Upon an exploratory analysis of this dataset, we found that there were few rides coming from Staten Island into Manhattan. Therefore, we decided to focus on the other four boroughs for analysis, since there was not enough data from Staten Island to come up with meaningful interpretations.

With this cleaning, we made graphical representations, such as heatmaps, time distribution graphs and inferences on congestion to help illustrate where people are going and how far they are willing to travel for a night out on Valentine’s Day.

Trends

Busiest Hours of the Day

The time distribution graphs showed that 6-9 PM were some of the most popular hours in all of the boroughs on Valentine’s Day. 8 AM was the busiest hour in Brooklyn and the Bronx, but after that, dinner hours were busiest in those two boroughs. The stacked histograms also showed that yellow cabs accounted for nearly half the rides in Manhattan, but were not nearly as popular in the other boroughs. There were still a decent amount of pickups with yellow cabs in Queens and Brooklyn, but in the Bronx, for-hire vehicles constituted the majority of pickups.
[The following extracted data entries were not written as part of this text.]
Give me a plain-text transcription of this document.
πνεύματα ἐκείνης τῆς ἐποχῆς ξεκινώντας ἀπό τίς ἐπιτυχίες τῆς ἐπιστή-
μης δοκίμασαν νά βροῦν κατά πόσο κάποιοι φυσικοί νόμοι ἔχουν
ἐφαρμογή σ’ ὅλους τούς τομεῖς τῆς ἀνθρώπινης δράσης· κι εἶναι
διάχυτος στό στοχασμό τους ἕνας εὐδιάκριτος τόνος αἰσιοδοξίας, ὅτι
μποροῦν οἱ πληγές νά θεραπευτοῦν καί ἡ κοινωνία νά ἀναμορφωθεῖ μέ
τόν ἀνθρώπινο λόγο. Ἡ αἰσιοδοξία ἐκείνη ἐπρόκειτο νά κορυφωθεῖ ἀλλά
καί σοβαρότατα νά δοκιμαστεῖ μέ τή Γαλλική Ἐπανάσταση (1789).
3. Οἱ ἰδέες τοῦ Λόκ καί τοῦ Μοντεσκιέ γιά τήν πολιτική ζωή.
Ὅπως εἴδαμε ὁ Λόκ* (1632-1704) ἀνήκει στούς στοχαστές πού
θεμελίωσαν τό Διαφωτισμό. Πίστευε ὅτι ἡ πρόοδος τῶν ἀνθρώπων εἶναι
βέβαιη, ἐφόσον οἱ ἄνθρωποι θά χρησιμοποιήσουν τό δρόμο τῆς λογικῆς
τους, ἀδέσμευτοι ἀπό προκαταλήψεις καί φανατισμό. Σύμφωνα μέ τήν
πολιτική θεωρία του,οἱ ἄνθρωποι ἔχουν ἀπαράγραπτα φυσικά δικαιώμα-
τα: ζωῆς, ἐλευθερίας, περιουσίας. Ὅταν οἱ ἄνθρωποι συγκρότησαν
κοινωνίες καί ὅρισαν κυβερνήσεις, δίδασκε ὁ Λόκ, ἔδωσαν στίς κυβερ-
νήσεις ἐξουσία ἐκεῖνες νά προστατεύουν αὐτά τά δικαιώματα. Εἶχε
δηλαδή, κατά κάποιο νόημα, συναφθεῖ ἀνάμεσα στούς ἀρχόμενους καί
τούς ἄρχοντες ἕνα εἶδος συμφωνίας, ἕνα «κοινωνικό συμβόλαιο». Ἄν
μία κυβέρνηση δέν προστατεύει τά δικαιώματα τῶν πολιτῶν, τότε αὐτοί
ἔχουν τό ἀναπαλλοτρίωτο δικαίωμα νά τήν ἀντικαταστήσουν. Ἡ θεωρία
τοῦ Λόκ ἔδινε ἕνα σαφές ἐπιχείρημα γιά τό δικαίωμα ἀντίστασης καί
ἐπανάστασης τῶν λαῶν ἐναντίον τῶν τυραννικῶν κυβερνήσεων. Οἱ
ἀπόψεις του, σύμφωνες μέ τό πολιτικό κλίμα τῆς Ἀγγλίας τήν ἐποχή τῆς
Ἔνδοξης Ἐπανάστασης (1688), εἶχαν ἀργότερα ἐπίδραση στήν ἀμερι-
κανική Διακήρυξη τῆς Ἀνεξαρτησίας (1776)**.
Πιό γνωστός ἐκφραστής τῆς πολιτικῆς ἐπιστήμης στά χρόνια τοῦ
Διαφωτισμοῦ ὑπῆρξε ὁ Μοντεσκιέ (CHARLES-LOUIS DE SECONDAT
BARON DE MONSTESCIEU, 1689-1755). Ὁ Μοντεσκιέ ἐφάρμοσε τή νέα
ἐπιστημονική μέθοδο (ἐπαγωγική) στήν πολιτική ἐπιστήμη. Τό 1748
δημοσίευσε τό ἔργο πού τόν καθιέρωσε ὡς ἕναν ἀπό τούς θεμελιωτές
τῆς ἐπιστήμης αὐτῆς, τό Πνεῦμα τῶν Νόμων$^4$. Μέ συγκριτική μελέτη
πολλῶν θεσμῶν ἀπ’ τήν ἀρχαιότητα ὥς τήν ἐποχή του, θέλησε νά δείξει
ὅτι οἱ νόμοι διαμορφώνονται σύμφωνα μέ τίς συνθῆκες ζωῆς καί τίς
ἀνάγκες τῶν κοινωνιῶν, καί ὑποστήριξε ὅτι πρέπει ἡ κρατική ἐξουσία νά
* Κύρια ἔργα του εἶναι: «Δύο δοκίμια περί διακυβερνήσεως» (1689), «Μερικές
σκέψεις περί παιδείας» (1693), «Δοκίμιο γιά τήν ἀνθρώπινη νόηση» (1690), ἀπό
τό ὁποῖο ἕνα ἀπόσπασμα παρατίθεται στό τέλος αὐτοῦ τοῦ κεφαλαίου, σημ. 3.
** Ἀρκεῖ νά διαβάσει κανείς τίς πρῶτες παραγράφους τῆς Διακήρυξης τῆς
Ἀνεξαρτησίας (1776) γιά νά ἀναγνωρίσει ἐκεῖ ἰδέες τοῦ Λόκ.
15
Looking at the time distribution graphs for just the dinner hours, 7-8 PM seemed to be the most popular time to get picked up for dinner, but the difference between the three hours was minimal for pickups. In general, on Valentine’s Day, people were using cab services to get to work in the morning or to travel around dinner time.

Busiest Neighborhoods

Based off the heatmaps, each borough had their neighborhoods and zones of preference. Within Manhattan, many of the rides stayed within the same zone, implying that many people did not travel very far in taxi or in an Uber or Lyft on Valentine’s Day. Neighborhoods that tended to stay within their starting zone include the Upper East Side zones, the Harlem zones, and the Midtown zones.

For Brooklyn and Bronx, proximity to certain neighborhoods played a major factor. The more frequent rides from Brooklyn originated from Williamsburg and DUMBO/Vinegar Hill, which is geographically closer to Manhattan than many other Brooklyn neighborhoods. In addition, these pick-ups often were often dropped off in closer Manhattan neighborhoods such as the East Village.

The frequent rides from the Bronx also reflected this, as most of the Manhattan destinations were in Northern Manhattan zones such as Inwood, the Harlem zones, and Washington Heights North and South.

Housing both LaGuardia and JFK Airports and being most west of Manhattan, Queens did not have many rides going into Manhattan. Majority of the rides going into Manhattan from Queens originated from the airports. Most of the rides from the airports ended up in Times Square/Theater District or the Midtown zones.

Congestion

Manhattan to Manhattan travel is pretty consistent with its congestion, whereas it fluctuates more in the other boroughs when traveling into Manhattan. Taxi congestion is also practically non-existent between 2 to 5 AM everywhere. This is also reflected in the time distribution graphs, where we see little to no pickups between the hours of 2 to 5 AM going into Manhattan from any borough. Little taxi traffic would suggest less people need to get around at that time, reducing the number of cars in the streets and traffic congestion.